Hiç kimse, Hakka tabi olmadıkça, ebedi azaptan kurtulamaz. Ölüm anındaki son pişmanlık, insana fayda vermez ve son nefeste Hakkı tasdik etmek, kabul olmaz. Sadece Müslümanın günahlarına tövbe etmesi, kabul olur. O gün, Allahü teâlâ, insana;
“Kulum! Sana akıl nurunu vermiştim. Bununla, beni anlamanı, bana ve Peygamberim Muhammed aleyhisselama, Onun getirdiği İslâm dinine iman etmeni emretmiştim. Bu Peygamberin geleceğini, Tevrat'ta ve İncil'de haber vermiştim. İsmini ve dinini her memlekete yaydım. İşitmedim diyemezsin. Gece gündüz, dünya kazancı için, dünya zevkleri için çalıştın. Ahirette başına gelecekleri hiç düşünmedin. Gaflet içinde iken, mevtin, ölümün pençesine düştün” derse, acaba o insan buna nasıl cevap verecektir?
Bunun için her insan, başına gelecekleri düşünmeli, ömrünü tüketmeden, aklını başına toplamalıdır. İnsanın etrafında gördüğü, konuştuğu, sevdiği, korktuğu kimselerin hepsi, birer birer ölmektedir. Her biri birer hayal gibi, gelip gitmektedirler. İnsan iyi düşünmeli, tercihini ona göre yapmalıdır. Ebedi olarak ateşte yanmak, çok büyük azaptır! Sonsuz nimetler içinde yaşamak ise, çok büyük bir nimettir. Bunlardan birini seçmek, hayatta iken, insanın elindedir. Herkesin sonu, bu ikisinden biri olacaktır. Bundan kurtulmak imkânsızdır. Bunu düşünmemek, çare aramamak, tedbir almamak, büyük cahillik ve cinnettir. Hadîs-i şerifte buyuruldu ki:
(Arzusu ahiret olup, ahiret için çalışana, Allahü teâlâ dünyayı hizmetçi yapar.)
***
Sual: (Herkes Kur’ân ve hadîs okumalı, dinini bunlardan kendi anlamalı, mezhep kitaplarını okumamalıdır) diyenler var. Böyle yapmak, bunlara uymak doğru mudur?

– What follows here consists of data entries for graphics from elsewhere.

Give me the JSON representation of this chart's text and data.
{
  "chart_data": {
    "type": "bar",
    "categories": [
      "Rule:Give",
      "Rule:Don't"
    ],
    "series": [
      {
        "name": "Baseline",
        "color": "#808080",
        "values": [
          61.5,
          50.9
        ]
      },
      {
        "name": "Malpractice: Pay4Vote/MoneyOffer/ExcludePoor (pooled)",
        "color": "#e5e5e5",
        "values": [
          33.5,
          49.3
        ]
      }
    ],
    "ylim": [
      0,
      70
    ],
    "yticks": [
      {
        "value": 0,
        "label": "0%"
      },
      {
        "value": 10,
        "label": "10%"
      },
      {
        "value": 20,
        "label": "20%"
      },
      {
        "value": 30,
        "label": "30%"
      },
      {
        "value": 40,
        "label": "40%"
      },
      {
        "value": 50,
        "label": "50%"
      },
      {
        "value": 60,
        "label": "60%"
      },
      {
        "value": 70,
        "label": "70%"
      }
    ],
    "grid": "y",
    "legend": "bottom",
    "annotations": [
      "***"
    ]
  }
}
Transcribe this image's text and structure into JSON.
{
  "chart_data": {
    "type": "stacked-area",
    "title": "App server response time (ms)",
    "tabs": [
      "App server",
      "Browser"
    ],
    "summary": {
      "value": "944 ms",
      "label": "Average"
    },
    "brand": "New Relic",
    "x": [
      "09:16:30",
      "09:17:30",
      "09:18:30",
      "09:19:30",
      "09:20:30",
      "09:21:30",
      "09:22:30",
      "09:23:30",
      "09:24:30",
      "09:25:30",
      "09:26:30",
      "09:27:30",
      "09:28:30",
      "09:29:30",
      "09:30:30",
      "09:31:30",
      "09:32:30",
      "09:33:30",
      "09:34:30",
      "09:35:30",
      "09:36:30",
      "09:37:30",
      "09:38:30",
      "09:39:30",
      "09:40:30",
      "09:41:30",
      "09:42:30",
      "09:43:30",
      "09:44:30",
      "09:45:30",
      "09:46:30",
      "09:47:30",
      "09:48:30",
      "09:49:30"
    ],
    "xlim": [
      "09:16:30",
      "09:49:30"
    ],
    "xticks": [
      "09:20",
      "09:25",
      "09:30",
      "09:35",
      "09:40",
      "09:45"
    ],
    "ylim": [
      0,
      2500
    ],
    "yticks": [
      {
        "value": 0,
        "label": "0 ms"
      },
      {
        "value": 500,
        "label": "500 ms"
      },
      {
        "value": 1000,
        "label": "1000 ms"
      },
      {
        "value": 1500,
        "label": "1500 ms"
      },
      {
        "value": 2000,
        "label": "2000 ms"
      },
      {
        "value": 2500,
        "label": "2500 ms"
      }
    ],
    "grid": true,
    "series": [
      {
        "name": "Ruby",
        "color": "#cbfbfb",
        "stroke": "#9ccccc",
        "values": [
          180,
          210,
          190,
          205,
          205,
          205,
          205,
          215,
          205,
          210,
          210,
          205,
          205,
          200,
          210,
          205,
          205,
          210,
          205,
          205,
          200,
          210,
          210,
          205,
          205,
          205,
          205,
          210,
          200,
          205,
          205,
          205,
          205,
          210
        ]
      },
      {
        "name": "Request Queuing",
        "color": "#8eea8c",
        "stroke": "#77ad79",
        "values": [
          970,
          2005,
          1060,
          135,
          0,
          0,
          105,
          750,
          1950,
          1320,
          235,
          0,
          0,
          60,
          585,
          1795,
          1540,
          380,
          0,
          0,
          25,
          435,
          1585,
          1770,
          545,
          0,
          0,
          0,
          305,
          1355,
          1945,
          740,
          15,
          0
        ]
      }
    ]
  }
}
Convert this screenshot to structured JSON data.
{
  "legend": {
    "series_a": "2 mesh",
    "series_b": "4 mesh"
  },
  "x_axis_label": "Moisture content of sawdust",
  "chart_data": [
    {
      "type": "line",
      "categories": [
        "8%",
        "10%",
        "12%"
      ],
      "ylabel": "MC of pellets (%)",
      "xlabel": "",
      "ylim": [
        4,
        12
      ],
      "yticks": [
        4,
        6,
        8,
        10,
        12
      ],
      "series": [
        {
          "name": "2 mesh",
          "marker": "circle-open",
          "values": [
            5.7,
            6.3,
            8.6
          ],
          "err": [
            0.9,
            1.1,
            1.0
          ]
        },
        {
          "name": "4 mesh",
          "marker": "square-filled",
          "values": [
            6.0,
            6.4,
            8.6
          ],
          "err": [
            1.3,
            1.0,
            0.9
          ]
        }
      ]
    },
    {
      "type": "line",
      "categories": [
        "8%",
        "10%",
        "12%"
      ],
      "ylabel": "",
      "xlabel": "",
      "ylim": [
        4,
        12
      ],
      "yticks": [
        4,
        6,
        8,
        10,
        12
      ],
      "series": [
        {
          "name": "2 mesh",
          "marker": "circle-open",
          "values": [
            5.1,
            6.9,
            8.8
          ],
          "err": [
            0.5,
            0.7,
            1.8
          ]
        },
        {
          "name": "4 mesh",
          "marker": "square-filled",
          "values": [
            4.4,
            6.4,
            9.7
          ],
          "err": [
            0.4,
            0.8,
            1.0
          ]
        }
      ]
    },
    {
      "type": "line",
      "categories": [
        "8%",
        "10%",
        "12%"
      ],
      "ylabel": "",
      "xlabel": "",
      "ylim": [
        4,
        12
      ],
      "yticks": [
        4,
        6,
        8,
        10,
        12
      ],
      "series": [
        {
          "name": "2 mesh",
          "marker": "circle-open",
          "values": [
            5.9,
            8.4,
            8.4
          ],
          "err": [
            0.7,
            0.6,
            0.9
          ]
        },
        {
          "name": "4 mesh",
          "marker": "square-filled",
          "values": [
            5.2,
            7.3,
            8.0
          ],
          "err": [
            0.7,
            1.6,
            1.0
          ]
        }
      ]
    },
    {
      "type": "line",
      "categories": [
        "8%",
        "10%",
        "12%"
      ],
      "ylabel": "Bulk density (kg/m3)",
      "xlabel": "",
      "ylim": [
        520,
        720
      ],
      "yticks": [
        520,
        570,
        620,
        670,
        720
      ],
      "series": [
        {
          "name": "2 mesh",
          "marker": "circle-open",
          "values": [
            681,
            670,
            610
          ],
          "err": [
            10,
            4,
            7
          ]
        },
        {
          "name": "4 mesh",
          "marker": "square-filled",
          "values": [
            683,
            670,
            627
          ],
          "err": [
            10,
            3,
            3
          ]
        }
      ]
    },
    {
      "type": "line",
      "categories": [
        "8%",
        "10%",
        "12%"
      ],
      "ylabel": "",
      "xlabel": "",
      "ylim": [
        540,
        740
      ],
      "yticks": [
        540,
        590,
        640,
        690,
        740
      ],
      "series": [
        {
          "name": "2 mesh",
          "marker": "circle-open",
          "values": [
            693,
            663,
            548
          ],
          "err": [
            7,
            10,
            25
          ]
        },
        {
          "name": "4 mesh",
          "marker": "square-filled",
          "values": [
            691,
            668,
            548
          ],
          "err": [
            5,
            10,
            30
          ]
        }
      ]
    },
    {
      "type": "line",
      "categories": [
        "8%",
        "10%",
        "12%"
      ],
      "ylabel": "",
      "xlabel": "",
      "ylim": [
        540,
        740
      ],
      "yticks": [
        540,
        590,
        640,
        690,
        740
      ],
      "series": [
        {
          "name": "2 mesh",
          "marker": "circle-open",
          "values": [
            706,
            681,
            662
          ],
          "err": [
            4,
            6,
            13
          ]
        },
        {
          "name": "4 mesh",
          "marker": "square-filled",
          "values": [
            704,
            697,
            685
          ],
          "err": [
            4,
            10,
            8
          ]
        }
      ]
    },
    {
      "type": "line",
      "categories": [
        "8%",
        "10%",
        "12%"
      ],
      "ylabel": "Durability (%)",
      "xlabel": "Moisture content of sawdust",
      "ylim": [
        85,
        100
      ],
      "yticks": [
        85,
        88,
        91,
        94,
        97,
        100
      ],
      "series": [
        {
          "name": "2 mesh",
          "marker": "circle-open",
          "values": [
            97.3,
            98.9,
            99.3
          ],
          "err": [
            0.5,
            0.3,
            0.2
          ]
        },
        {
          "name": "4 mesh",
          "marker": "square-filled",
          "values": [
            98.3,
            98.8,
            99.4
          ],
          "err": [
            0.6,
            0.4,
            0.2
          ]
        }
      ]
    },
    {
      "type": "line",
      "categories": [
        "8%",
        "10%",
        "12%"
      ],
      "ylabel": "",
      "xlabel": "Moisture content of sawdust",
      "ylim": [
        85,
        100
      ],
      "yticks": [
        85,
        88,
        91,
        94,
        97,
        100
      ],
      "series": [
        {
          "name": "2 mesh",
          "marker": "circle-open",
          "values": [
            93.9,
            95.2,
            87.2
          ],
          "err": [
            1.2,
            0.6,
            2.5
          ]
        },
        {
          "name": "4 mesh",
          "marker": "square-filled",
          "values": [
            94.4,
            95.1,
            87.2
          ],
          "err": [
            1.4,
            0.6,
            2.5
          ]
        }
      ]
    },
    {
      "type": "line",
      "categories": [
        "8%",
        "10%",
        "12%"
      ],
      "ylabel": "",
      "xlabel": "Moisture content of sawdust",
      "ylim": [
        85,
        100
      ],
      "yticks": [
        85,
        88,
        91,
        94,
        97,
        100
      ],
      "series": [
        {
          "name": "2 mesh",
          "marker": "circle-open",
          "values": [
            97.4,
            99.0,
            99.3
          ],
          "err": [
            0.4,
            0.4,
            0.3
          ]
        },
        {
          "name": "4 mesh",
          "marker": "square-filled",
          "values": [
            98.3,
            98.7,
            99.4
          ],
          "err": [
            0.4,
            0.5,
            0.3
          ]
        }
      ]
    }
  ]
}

Cevap: Kalbin, ruhun hastalığı, herkeste başkadır ve herkesin (İdiosynkrasie=Überempfindlichkeit gegen bestimmte Reize) denilen hassasiyeti, istidadı ayrıdır. Resûlullah “sallallahü aleyhi ve sellem” yalnız kalbin hastalıklarını ve tedavisini bildirmekle kalmamış, fertlere, ailelere, cemiyetlere, harplere, miras hesaplarına, yani her çeşit dünya ve ahiret işlerine ait yüzbinlerle bilgiyi söylemiştir. Kendi hastalığını ve kalbinin ilâcını bilmeyen bizim gibi cahillerin, bu hadîs-i şeriflerden kendine uygun olanları seçip alması imkânsız gibidir. İkinci cild, 54. cü mektupta diyor ki, (Şimdi hadisler unutuldu. Bid’atler yayıldı. Doğru ve eğri kitaplar birbirine karıştı.) Evliya, kalp, ruh mütehassısları olup, herkesin bünyesine ve hastalığına ve zamanının zulmetine ve fesadına uygun ruh ilaçlarını, hadîs-i şeriflerden seçerek söylemişler ve yazmışlardır.
Resûlullah “sallallahü aleyhi ve sellem”, dünya eczahanesine yüzbinlerce ilaç hazırlayan baş tabip olup, Evliya da, bu hazır ilaçları, hastaların dertlerine göre dağıtan, emrindeki yardımcı tabipler gibidir. Hastalığımızı bilemediğimiz, ilaçları tanımadığımız için, yüzbinlerce hadîs içinden, kendimize ilaç aramağa kalkarsak, (Allergie) aks-i tesir hâsıl olarak, cahilliğimizin cezasını çeker, fayda yerine zarar görürüz. İşte bunun için, hadîs-i şerifte, (Kur’ân-ı kerimi kendi anladığına göre tefsir eden kâfir olur) buyuruldu. Mezhepsizler, bu inceliği anlayamadıkları için, (Herkes Kur’ân ve hadîs okumalı, dinini bunlardan kendi anlamalı, mezhep kitaplarını okumamalıdır) diyerek, Ehl-i sünnet âlimlerinin kitaplarının okunmasını yasak ediyorlar. Bütün Müslümanları felâkete sürüklüyorlar. Fârisî (Redd-i vehhâbî) kitabı, mezhepsizlerin bu iftiralarına, çok güzel cevap vermektedir. İmâm-ı Rabbânî de, ikinci cildin, 97. ci mektubunda, cevap vermektedir.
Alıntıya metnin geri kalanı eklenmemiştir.